The testing of these new varieties are showing performance in Georgia and Florida, as well as cold northern regions where winter snow cover protects the plants and provides water. Although the cereal crops are most popular in the Northern Plains, preliminary analysis of the Camelina performance data showed that Camelina can be an alternate crop for winter wheat in the Midwest and as a cover crop on the fallow land in many geographies and growing seasons where major crops yield poorly due to extreme weather conditions. Camelina growers can also benefit from the regional green gas reduction mandates for biofuel producers in California, Washington and Oregon.
A member of the Brassicaceae (or mustard) family, which includes mustard, canola, rapeseed, crambe, broccoli, and several other vegetable crops, Camelina has been grown in Northern Europe and Central Asia for at least 3,000 years. A popular crop through World War II, production decreased in the 1950s to make way for more rapeseed/canola production. It’s commonly known as gold-of-pleasure or false flax.

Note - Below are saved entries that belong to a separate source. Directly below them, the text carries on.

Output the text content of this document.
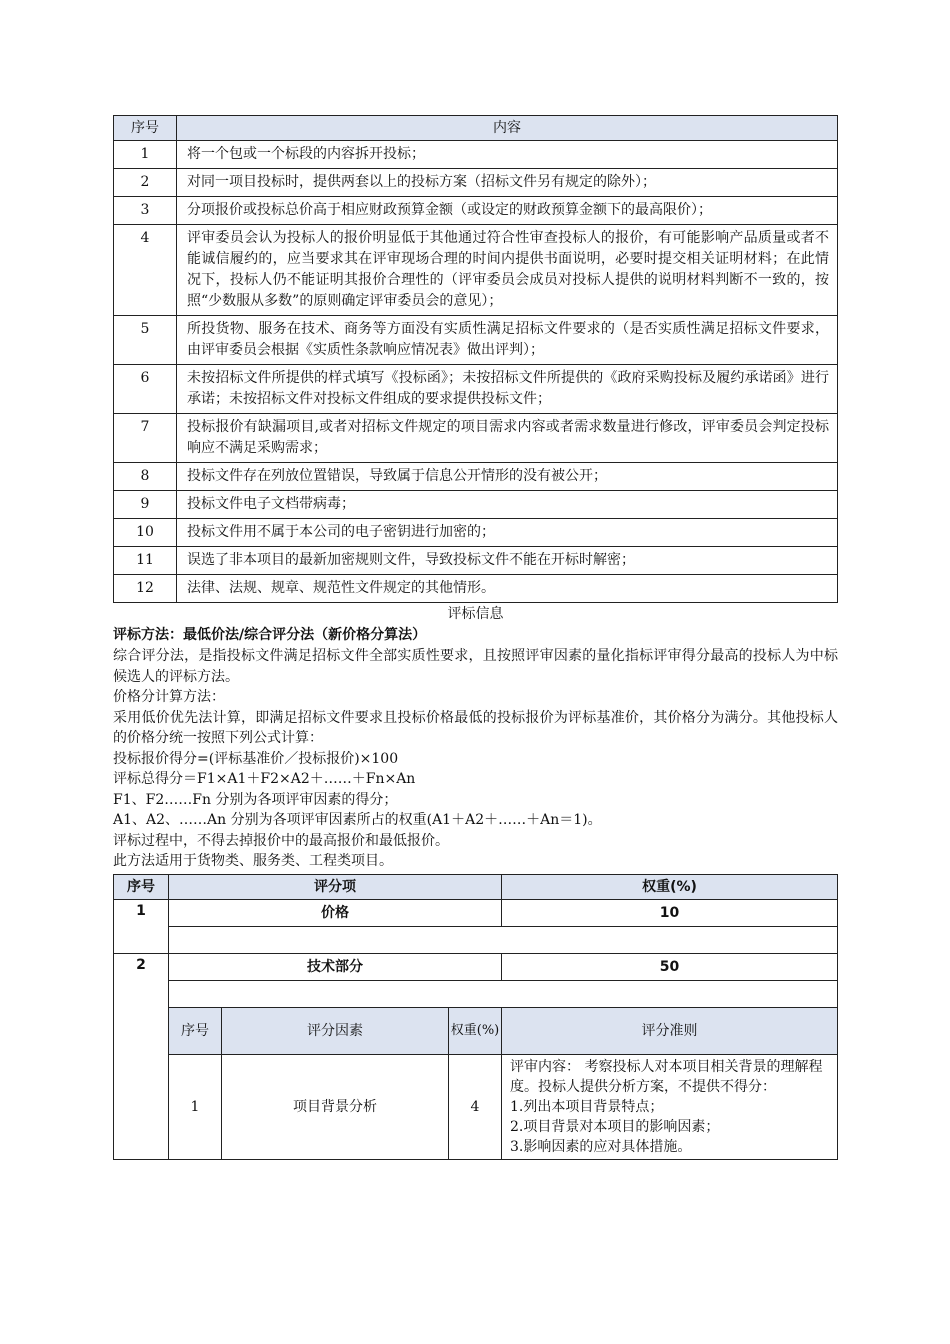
序号	内容
1	将一个包或一个标段的内容拆开投标；
2	对同一项目投标时，提供两套以上的投标方案（招标文件另有规定的除外）；
3	分项报价或投标总价高于相应财政预算金额（或设定的财政预算金额下的最高限价）；
4	评审委员会认为投标人的报价明显低于其他通过符合性审查投标人的报价，有可能影响产品质量或者不能诚信履约的，应当要求其在评审现场合理的时间内提供书面说明，必要时提交相关证明材料；在此情况下，投标人仍不能证明其报价合理性的（评审委员会成员对投标人提供的说明材料判断不一致的，按照“少数服从多数”的原则确定评审委员会的意见）；
5	所投货物、服务在技术、商务等方面没有实质性满足招标文件要求的（是否实质性满足招标文件要求，由评审委员会根据《实质性条款响应情况表》做出评判）；
6	未按招标文件所提供的样式填写《投标函》；未按招标文件所提供的《政府采购投标及履约承诺函》进行承诺；未按招标文件对投标文件组成的要求提供投标文件；
7	投标报价有缺漏项目,或者对招标文件规定的项目需求内容或者需求数量进行修改，评审委员会判定投标响应不满足采购需求；
8	投标文件存在列放位置错误，导致属于信息公开情形的没有被公开；
9	投标文件电子文档带病毒；
10	投标文件用不属于本公司的电子密钥进行加密的；
11	误选了非本项目的最新加密规则文件，导致投标文件不能在开标时解密；
12	法律、法规、规章、规范性文件规定的其他情形。

评标信息

评标方法：最低价法/综合评分法（新价格分算法）

综合评分法，是指投标文件满足招标文件全部实质性要求，且按照评审因素的量化指标评审得分最高的投标人为中标候选人的评标方法。

价格分计算方法：

采用低价优先法计算，即满足招标文件要求且投标价格最低的投标报价为评标基准价，其价格分为满分。其他投标人的价格分统一按照下列公式计算：

投标报价得分=(评标基准价／投标报价)×100

评标总得分＝F1×A1＋F2×A2＋……＋Fn×An

F1、F2……Fn 分别为各项评审因素的得分；

A1、A2、……An 分别为各项评审因素所占的权重(A1＋A2＋……＋An＝1)。

评标过程中，不得去掉报价中的最高报价和最低报价。

此方法适用于货物类、服务类、工程类项目。

序号	评分项			权重(%)
1	价格			10

2	技术部分			50

	序号	评分因素	权重(%)	评分准则
	1	项目背景分析	4	评审内容： 考察投标人对本项目相关背景的理解程度。投标人提供分析方案，不提供不得分：
1.列出本项目背景特点；
2.项目背景对本项目的影响因素；
3.影响因素的应对具体措施。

Current acreage projections show tens of thousands of acres in the next several years to fill demand for biodiesel, jet fuel and lubricants. According to Technavio, the camelina oil market is poised to grow by USD 166.45 million during 2021-2025, progressing at a CAGR of over 5% during the forecast period. The primary interest for Camelina in the U.S. is for production of biofuels, specifically biodiesel with the meal going to livestock feed.
Camelina is considered a better oilseed crop than others due to its short life cycle of 85-100 days and ability to grow well under stress conditions and in low fertility soils, while producing a high seed yield.
With high omega-3 fatty acid and antioxidants, it may also have potential as a food crop, which could be a welcome addition given the current cooking oil market. Cooking oil shortages due to decreased harvest, supply chain issues and the continued war in Ukraine could be impacting the U.S. oilseed acres. According to the U.S. Department of Agriculture, total U.S. oilseed production is up 6.1 million acres in 2022. Higher soybean production makes up majority of the increase, with canola and sunflower production also higher.